André Tricot est professeur de psychologie à l’Université Paul Valéry Montpellier 3, EPSYLON Lab. Son travail de recherche concerne les apprentissages et la recherche d’information avec des documents numériques, selon une approche cognitive et ergonomique. Il s’intéresse à la théorie de la charge cognitive et à l’ergonomie des interfaces homme-machine.
Nous l’avons interrogé pour vous à propos de la théorie de la charge cognitive et de ses conséquences pour l’éducation.
Pouvez-vous nous définir maintenant ce qu’est la charge cognitive?

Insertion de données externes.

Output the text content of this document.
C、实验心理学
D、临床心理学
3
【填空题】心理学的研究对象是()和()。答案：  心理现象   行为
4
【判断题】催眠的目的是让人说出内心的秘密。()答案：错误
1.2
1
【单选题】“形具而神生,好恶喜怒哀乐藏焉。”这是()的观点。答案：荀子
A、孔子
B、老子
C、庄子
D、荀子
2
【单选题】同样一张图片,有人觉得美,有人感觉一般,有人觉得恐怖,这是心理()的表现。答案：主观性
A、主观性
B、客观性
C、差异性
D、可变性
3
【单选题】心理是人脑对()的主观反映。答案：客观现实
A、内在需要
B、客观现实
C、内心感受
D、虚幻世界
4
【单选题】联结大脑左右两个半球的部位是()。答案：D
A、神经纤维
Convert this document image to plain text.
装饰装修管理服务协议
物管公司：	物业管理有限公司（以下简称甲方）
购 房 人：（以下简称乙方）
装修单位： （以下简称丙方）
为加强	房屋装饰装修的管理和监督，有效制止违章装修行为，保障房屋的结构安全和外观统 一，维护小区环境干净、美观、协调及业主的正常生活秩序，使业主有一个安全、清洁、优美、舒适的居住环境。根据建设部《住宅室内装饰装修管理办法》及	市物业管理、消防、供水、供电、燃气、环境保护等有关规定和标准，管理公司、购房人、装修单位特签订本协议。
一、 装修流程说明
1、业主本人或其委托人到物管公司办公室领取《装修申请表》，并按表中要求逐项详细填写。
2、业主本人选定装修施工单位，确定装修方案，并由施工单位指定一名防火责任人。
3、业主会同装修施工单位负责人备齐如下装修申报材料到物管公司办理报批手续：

La charge cognitive correspond à la quantité de ressources cognitives investies par un individu lors de la réalisation d’une tâche. Elle dépend
- de la complexité de la tâche (le nombre d’éléments à traiter et à mettre en relation)
- des ressources de l’individu (ses connaissances à propos de cette tâche)
- et de la manière dont la tâche est présentée.
Par exemple, « calculer 3 paquets de 10 gâteaux » ou « calculer 10 paquets de 3 gâteaux » ne présente pas la même exigence pour des élèves de CE1. Calculer 10 + 10 +10 est peu exigeant, par rapport à 3 + 3 + 3 + 3 + 3 + 3 + 3 + 3 + 3 + 3. Passer par la multiplication fait baisser la charge, dans les deux cas, encore faut-il maitriser la multiplication. Ceci a été montré par deux chercheurs en psychologie cognitive (Brissiaud & Sander, 2010).
La charge cognitive est un concept qui date des années 1960, elle est utilisée dans diverses disciplines de la psychologie (notamment cognitive, sociale, du développement, neuropsychologie) et dans de nombreux domaines d’application : sécurité des transports, ergonomie des systèmes d’information, effets du stress sur les performances sportives, etc. ainsi donc que, pour ce qui nous intéresse ici, l’éducation.
Quand et pourquoi la théorie de la charge cognitive a-t-il été élaboré ?
La « théorie de la charge cognitive » a été introduite par un chercheur en psychologie de l’éducation, John Sweller. Elle désigne une théorie qui a utilisé le concept de charge cognitive dans le domaine de l’éducation. Elle est présentée dans un article publié en 1988 dans Cognitive Science, mais fondée sur des travaux du même auteur publiés depuis 1982. La question de départ est extrêmement simple : la résolution de problèmes interfère-t-elle avec l’apprentissage ? En effet, chercher à résoudre un problème représente une tâche cognitive.
Apprendre, c’est-à-dire modifier ses connaissances, en est une autre. La résolution de problèmes est le moyen. L’apprentissage est le but. La résolution de problèmes et l’apprentissage sont donc deux activités différentes, chacune comportant sa charge cognitive propre. Comme notre capacité à traiter l’information est limitée, si le moyen est trop exigeant, il n’y aura peu ou pas de ressources pour apprendre.